Kane bared his teeth and aimed a sour curse at himself in lieu of the sound cuff Urak was not around to give him. Of course she would need money. And the two males had probably had the stuff. He hadn’t even thought to check the bodies for necessities. “Stop then,” he said. “We need to hide the car.”

Raven looked around at the empty road, the towering trees. “But-“

“Don’t argue with me, human.”

She pressed her lips tightly together and stared straight ahead. When she found the scars of a groundcar’s passage etched in the overgrowth to one side of the road, she turned off. It wasn’t a proper travel-way, and the car bumped hard as it tried to navigate the forest. When they were well away from the main road and completely lost to sight, Raven shut off the engines and sat back and looked at him.

Kane opened his door and heat struck him like the blast from unshielded engines. He rocked back, his senses swimming, realizing only then that the groundcar had some sort of climate controls and Raven had been using them. He was torn between feeling gratitude at this respite and unreasoning fury at her for not warning him. In the end, he settled for forcing himself out into the baking air and saying nothing to her except, “Let’s go.”

They walked for ages under the leaden stare of Earth’s baleful sun. Before one hundred paces had passed, Kane could feel the dull warmth and itch of seed growing in his tsesac. The itch became a swelling.
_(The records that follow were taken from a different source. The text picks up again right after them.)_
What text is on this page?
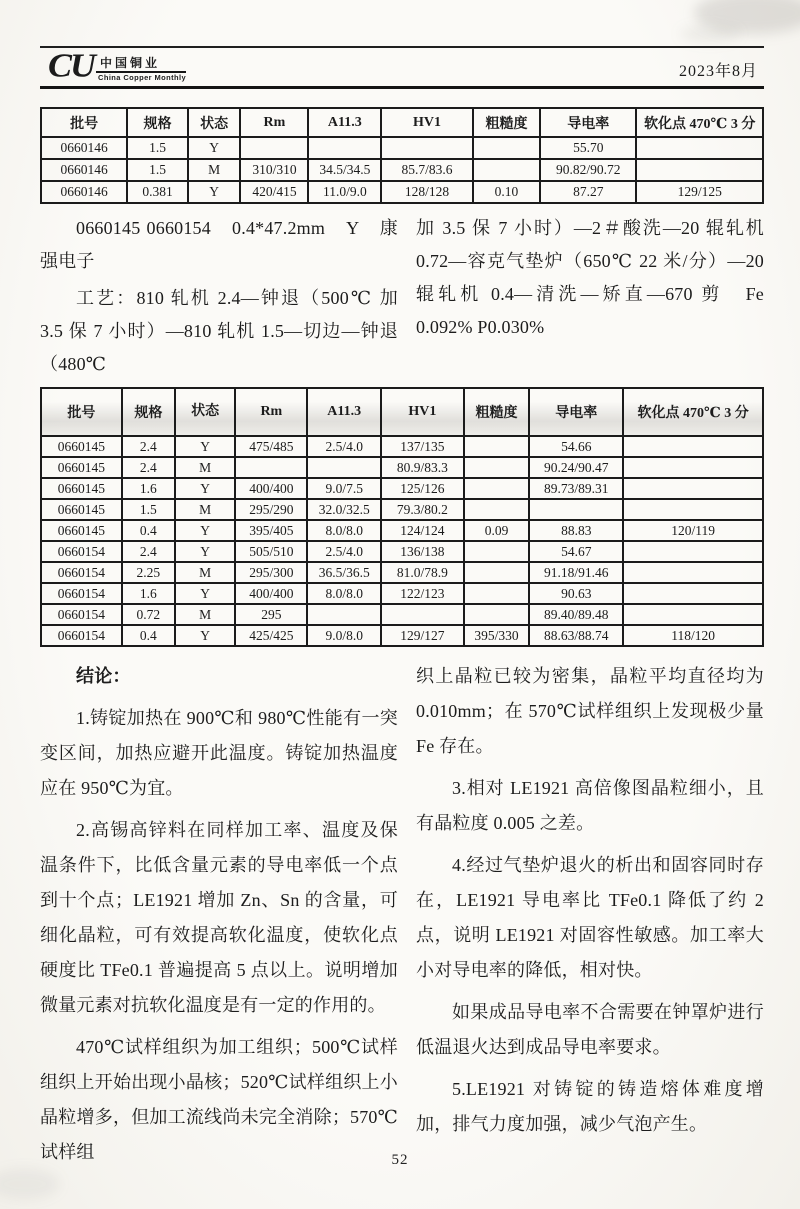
CU 中国铜业
China Copper Monthly	2023年8月
批号	规格	状态	Rm	A11.3	HV1	粗糙度	导电率	软化点 470℃ 3 分
0660146	1.5	Y					55.70	
0660146	1.5	M	310/310	34.5/34.5	85.7/83.6		90.82/90.72	
0660146	0.381	Y	420/415	11.0/9.0	128/128	0.10	87.27	129/125

0660145 0660154　0.4*47.2mm　Y　康强电子

工艺：810 轧机 2.4—钟退（500℃ 加 3.5 保 7 小时）—810 轧机 1.5—切边—钟退（480℃

加 3.5 保 7 小时）—2＃酸洗—20 辊轧机 0.72—容克气垫炉（650℃ 22 米/分）—20 辊轧机 0.4—清洗—矫直—670 剪　Fe　0.092% P0.030%

批号	规格	状态	Rm	A11.3	HV1	粗糙度	导电率	软化点 470℃ 3 分
0660145	2.4	Y	475/485	2.5/4.0	137/135		54.66	
0660145	2.4	M			80.9/83.3		90.24/90.47	
0660145	1.6	Y	400/400	9.0/7.5	125/126		89.73/89.31	
0660145	1.5	M	295/290	32.0/32.5	79.3/80.2			
0660145	0.4	Y	395/405	8.0/8.0	124/124	0.09	88.83	120/119
0660154	2.4	Y	505/510	2.5/4.0	136/138		54.67	
0660154	2.25	M	295/300	36.5/36.5	81.0/78.9		91.18/91.46	
0660154	1.6	Y	400/400	8.0/8.0	122/123		90.63	
0660154	0.72	M	295				89.40/89.48	
0660154	0.4	Y	425/425	9.0/8.0	129/127	395/330	88.63/88.74	118/120

结论：

1.铸锭加热在 900℃和 980℃性能有一突变区间，加热应避开此温度。铸锭加热温度应在 950℃为宜。

2.高锡高锌料在同样加工率、温度及保温条件下，比低含量元素的导电率低一个点到十个点；LE1921 增加 Zn、Sn 的含量，可细化晶粒，可有效提高软化温度，使软化点硬度比 TFe0.1 普遍提高 5 点以上。说明增加微量元素对抗软化温度是有一定的作用的。

470℃试样组织为加工组织；500℃试样组织上开始出现小晶核；520℃试样组织上小晶粒增多，但加工流线尚未完全消除；570℃试样组

织上晶粒已较为密集，晶粒平均直径均为 0.010mm；在 570℃试样组织上发现极少量 Fe 存在。

3.相对 LE1921 高倍像图晶粒细小，且有晶粒度 0.005 之差。

4.经过气垫炉退火的析出和固容同时存在，LE1921 导电率比 TFe0.1 降低了约 2 点，说明 LE1921 对固容性敏感。加工率大小对导电率的降低，相对快。

如果成品导电率不合需要在钟罩炉进行低温退火达到成品导电率要求。

5.LE1921 对铸锭的铸造熔体难度增加，排气力度加强，减少气泡产生。

52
The swelling became pain. The woods were all around them, deep and heavy and still, and the female was right beside him, close enough for him to smell her musky sweat. Right here. Completely unavailable to him.

“Stop!” Kane roared suddenly.

If she had jumped back (a natural-enough reaction, even in his extremity, Kane could admit that) he would have had an excuse to seize her, and having done that, he probably would have thrown her down and damned the consequences. But she did not jump back. She stopped dead in her tracks and watched him.